If Bank of America wanted to shove the assets off balance sheet someone (credit worthy) needed to be found to house the assets overnight.  There are not that many parties credit worthy for $50 billion or more of overnight repos.

Well – being an obsessive reader of bank accounts I found the counterparty.  It was MUFJ.  If you wish to you can show – the same way that MUFJ had end period assets higher than average assets and that the differences and timing roughly match.  Someone had to assist BofA in its financial legerdemain and we know the counterparty.

Once – through an interpreter – I asked senior MUFJ executives about this.  Any nuance in the answer was lost in translation.

So back to Repo 105

Repo 105 is fraud.  Its a lie to investors and rating and regulatory agencies.  It was also fraud when BofA did it.  But both Lehman and Ken Lewis compartmentalized it as OK.  And it was not the fraud that undid them – it was the overweening arrogance that thought this was alright.  The same overweening arrogance that made Ken Lewis think it was alright to pay a big premium to close for Merrill Lynch (and later force mass dilution of BofA common shareholders).

But the chief executive (or other executive) who thought this was alright was probably certifiable.  Just as certifiable as the Lehman execs who Felix rightly chastises.

Do we want to prosecute?

There is a big debate in the blogosphere as to whether anything in the Valukas Report rises to the level of prosecution.

I suspect in a vacuum it does.  But this was a collective insanity every bit as mad as the poisoning craze written about Charles Mackay.  Mass insanity does lower moral culpability and it takes an extraordinary person to stand up to it.

Besides – if we are going to slap Erin Callan’s wrists in handcuffs then we are going to have to do the same to Ken Lewis and probably have to extradite the top-end of the Japanese establishment who were the counterparties.

I do not want to go there – and I do not think it would be constructive.

After ProPublica published, they got this from Bank of America on 2/23

Tuesday afternoon, Bank of America’s media rep Scott Silvestri responded to my inquiries with this statement:

“Efforts to manage the size of our balance sheet are routine and appropriate, and we believe our actions are consistent with all applicable accounting and legal requirements.”
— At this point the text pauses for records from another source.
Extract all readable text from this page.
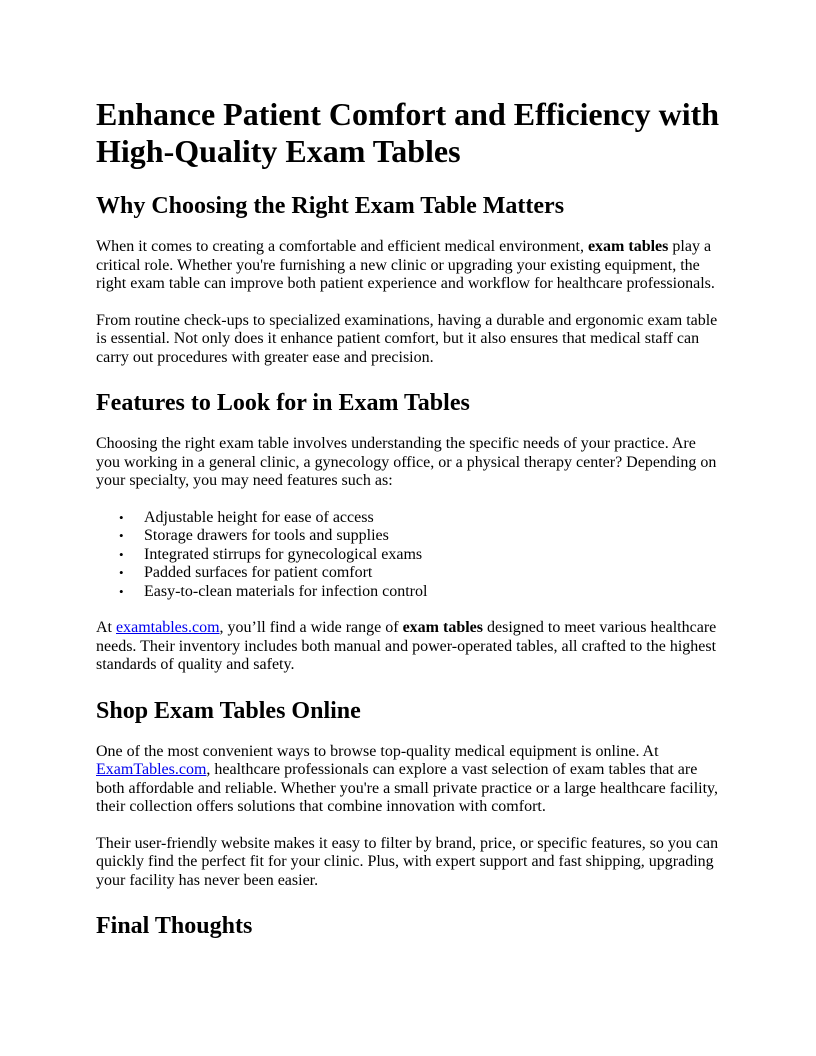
Enhance Patient Comfort and Efficiency with High-Quality Exam Tables
Why Choosing the Right Exam Table Matters

When it comes to creating a comfortable and efficient medical environment, exam tables play a critical role. Whether you're furnishing a new clinic or upgrading your existing equipment, the right exam table can improve both patient experience and workflow for healthcare professionals.

From routine check-ups to specialized examinations, having a durable and ergonomic exam table is essential. Not only does it enhance patient comfort, but it also ensures that medical staff can carry out procedures with greater ease and precision.

Features to Look for in Exam Tables

Choosing the right exam table involves understanding the specific needs of your practice. Are you working in a general clinic, a gynecology office, or a physical therapy center? Depending on your specialty, you may need features such as:

• Adjustable height for ease of access
• Storage drawers for tools and supplies
• Integrated stirrups for gynecological exams
• Padded surfaces for patient comfort
• Easy-to-clean materials for infection control

At examtables.com, you’ll find a wide range of exam tables designed to meet various healthcare needs. Their inventory includes both manual and power-operated tables, all crafted to the highest standards of quality and safety.

Shop Exam Tables Online

One of the most convenient ways to browse top-quality medical equipment is online. At ExamTables.com, healthcare professionals can explore a vast selection of exam tables that are both affordable and reliable. Whether you're a small private practice or a large healthcare facility, their collection offers solutions that combine innovation with comfort.

Their user-friendly website makes it easy to filter by brand, price, or specific features, so you can quickly find the perfect fit for your clinic. Plus, with expert support and fast shipping, upgrading your facility has never been easier.

Final Thoughts
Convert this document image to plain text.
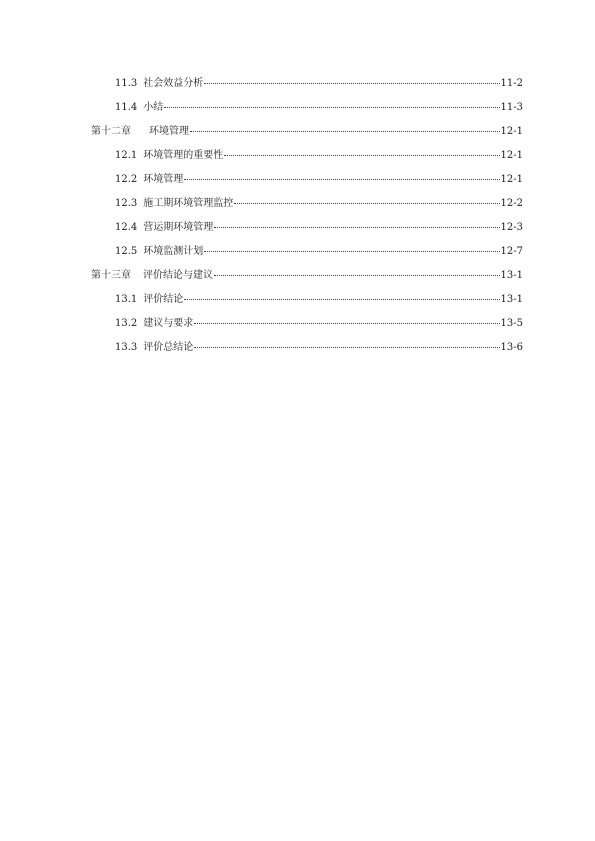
11.3 社会效益分析	11-2
11.4 小结	11-3
第十二章 环境管理	12-1
12.1 环境管理的重要性	12-1
12.2 环境管理	12-1
12.3 施工期环境管理监控	12-2
12.4 营运期环境管理	12-3
12.5 环境监测计划	12-7
第十三章 评价结论与建议	13-1
13.1 评价结论	13-1
13.2 建议与要求	13-5
13.3 评价总结论	13-6
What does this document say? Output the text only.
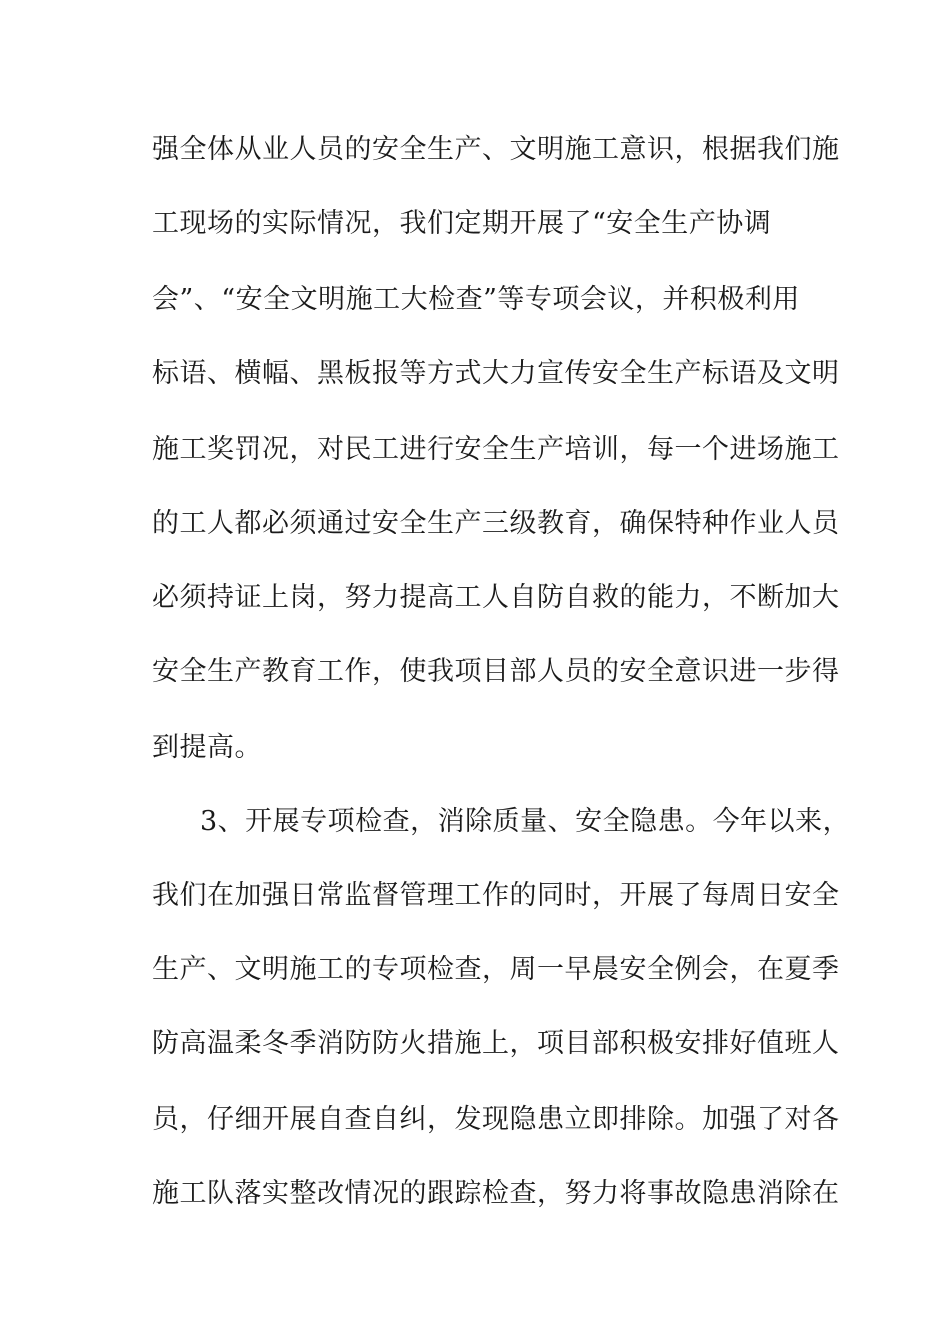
强全体从业人员的安全生产、文明施工意识，根据我们施
工现场的实际情况，我们定期开展了“安全生产协调
会”、“安全文明施工大检查”等专项会议，并积极利用
标语、横幅、黑板报等方式大力宣传安全生产标语及文明
施工奖罚况，对民工进行安全生产培训，每一个进场施工
的工人都必须通过安全生产三级教育，确保特种作业人员
必须持证上岗，努力提高工人自防自救的能力，不断加大
安全生产教育工作，使我项目部人员的安全意识进一步得
到提高。
3、开展专项检查，消除质量、安全隐患。今年以来，
我们在加强日常监督管理工作的同时，开展了每周日安全
生产、文明施工的专项检查，周一早晨安全例会，在夏季
防高温柔冬季消防防火措施上，项目部积极安排好值班人
员，仔细开展自查自纠，发现隐患立即排除。加强了对各
施工队落实整改情况的跟踪检查，努力将事故隐患消除在
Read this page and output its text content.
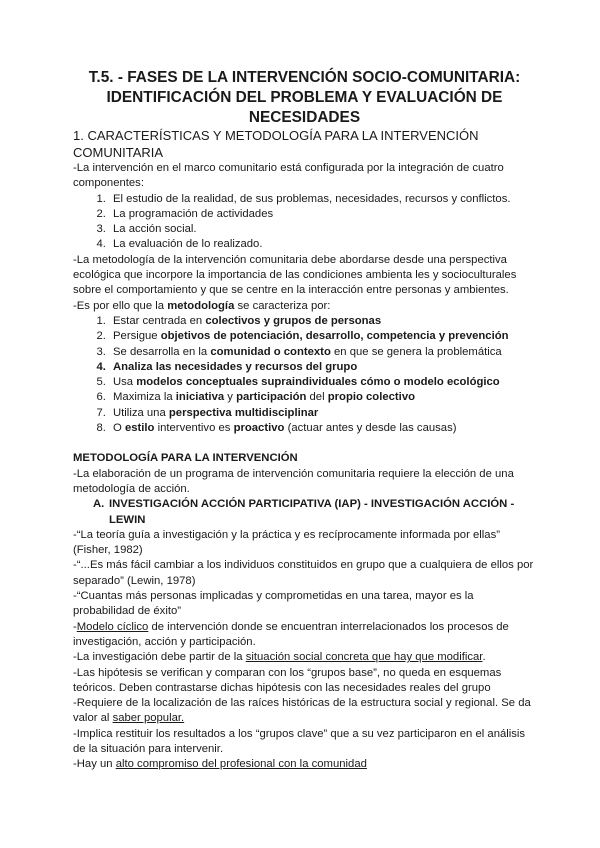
T.5. - FASES DE LA INTERVENCIÓN SOCIO-COMUNITARIA: IDENTIFICACIÓN DEL PROBLEMA Y EVALUACIÓN DE NECESIDADES
1. CARACTERÍSTICAS Y METODOLOGÍA PARA LA INTERVENCIÓN COMUNITARIA

-La intervención en el marco comunitario está configurada por la integración de cuatro componentes:

1. El estudio de la realidad, de sus problemas, necesidades, recursos y conflictos.
2. La programación de actividades
3. La acción social.
4. La evaluación de lo realizado.

-La metodología de la intervención comunitaria debe abordarse desde una perspectiva ecológica que incorpore la importancia de las condiciones ambienta les y socioculturales sobre el comportamiento y que se centre en la interacción entre personas y ambientes.

-Es por ello que la metodología se caracteriza por:

1. Estar centrada en colectivos y grupos de personas
2. Persigue objetivos de potenciación, desarrollo, competencia y prevención
3. Se desarrolla en la comunidad o contexto en que se genera la problemática
4. Analiza las necesidades y recursos del grupo
5. Usa modelos conceptuales supraindividuales cómo o modelo ecológico
6. Maximiza la iniciativa y participación del propio colectivo
7. Utiliza una perspectiva multidisciplinar
8. O estilo interventivo es proactivo (actuar antes y desde las causas)

METODOLOGÍA PARA LA INTERVENCIÓN

-La elaboración de un programa de intervención comunitaria requiere la elección de una metodología de acción.

A. INVESTIGACIÓN ACCIÓN PARTICIPATIVA (IAP) - INVESTIGACIÓN ACCIÓN - LEWIN

-“La teoría guía a investigación y la práctica y es recíprocamente informada por ellas” (Fisher, 1982)

-“...Es más fácil cambiar a los individuos constituidos en grupo que a cualquiera de ellos por separado” (Lewin, 1978)

-“Cuantas más personas implicadas y comprometidas en una tarea, mayor es la probabilidad de éxito”

-Modelo cíclico de intervención donde se encuentran interrelacionados los procesos de investigación, acción y participación.

-La investigación debe partir de la situación social concreta que hay que modificar.

-Las hipótesis se verifican y comparan con los “grupos base”, no queda en esquemas teóricos. Deben contrastarse dichas hipótesis con las necesidades reales del grupo

-Requiere de la localización de las raíces históricas de la estructura social y regional. Se da valor al saber popular.

-Implica restituir los resultados a los “grupos clave” que a su vez participaron en el análisis de la situación para intervenir.

-Hay un alto compromiso del profesional con la comunidad
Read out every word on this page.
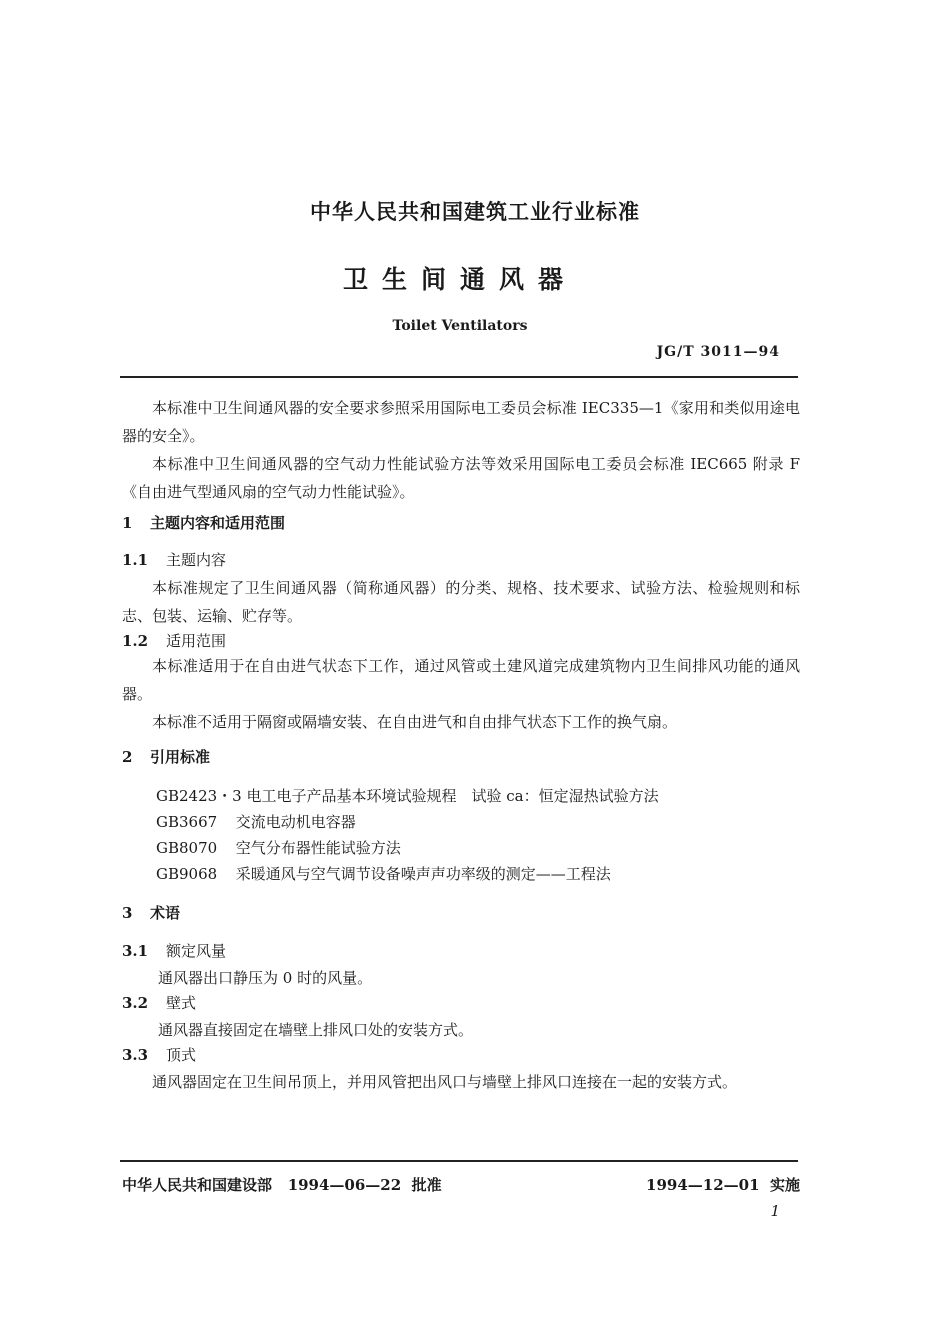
中华人民共和国建筑工业行业标准
卫生间通风器
Toilet Ventilators
JG/T 3011—94

本标准中卫生间通风器的安全要求参照采用国际电工委员会标准 IEC335—1《家用和类似用途电器的安全》。

本标准中卫生间通风器的空气动力性能试验方法等效采用国际电工委员会标准 IEC665 附录 F《自由进气型通风扇的空气动力性能试验》。

1 主题内容和适用范围
1.1 主题内容

本标准规定了卫生间通风器（简称通风器）的分类、规格、技术要求、试验方法、检验规则和标志、包装、运输、贮存等。

1.2 适用范围

本标准适用于在自由进气状态下工作，通过风管或土建风道完成建筑物内卫生间排风功能的通风器。

本标准不适用于隔窗或隔墙安装、在自由进气和自由排气状态下工作的换气扇。

2 引用标准
GB2423・3 电工电子产品基本环境试验规程　试验 ca：恒定湿热试验方法
GB3667 交流电动机电容器
GB8070 空气分布器性能试验方法
GB9068 采暖通风与空气调节设备噪声声功率级的测定——工程法
3 术语
3.1 额定风量

通风器出口静压为 0 时的风量。

3.2 壁式

通风器直接固定在墙壁上排风口处的安装方式。

3.3 顶式

通风器固定在卫生间吊顶上，并用风管把出风口与墙壁上排风口连接在一起的安装方式。

中华人民共和国建设部 1994—06—22 批准	1994—12—01 实施
1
My only thought is that this is very similar to what Lehman’s auditors, Ernst & Young, said in response to criticism about their review of Lehman’s accounting, right after Repo 105 hit the news earlier this month. Here’s what the auditor’s spokesman, Charles Perkins, said at the time:

“Our opinion indicated that Lehman’s financial statements for that year were fairly presented in accordance with Generally Accepted Accounting Principles, and we remain of that view.”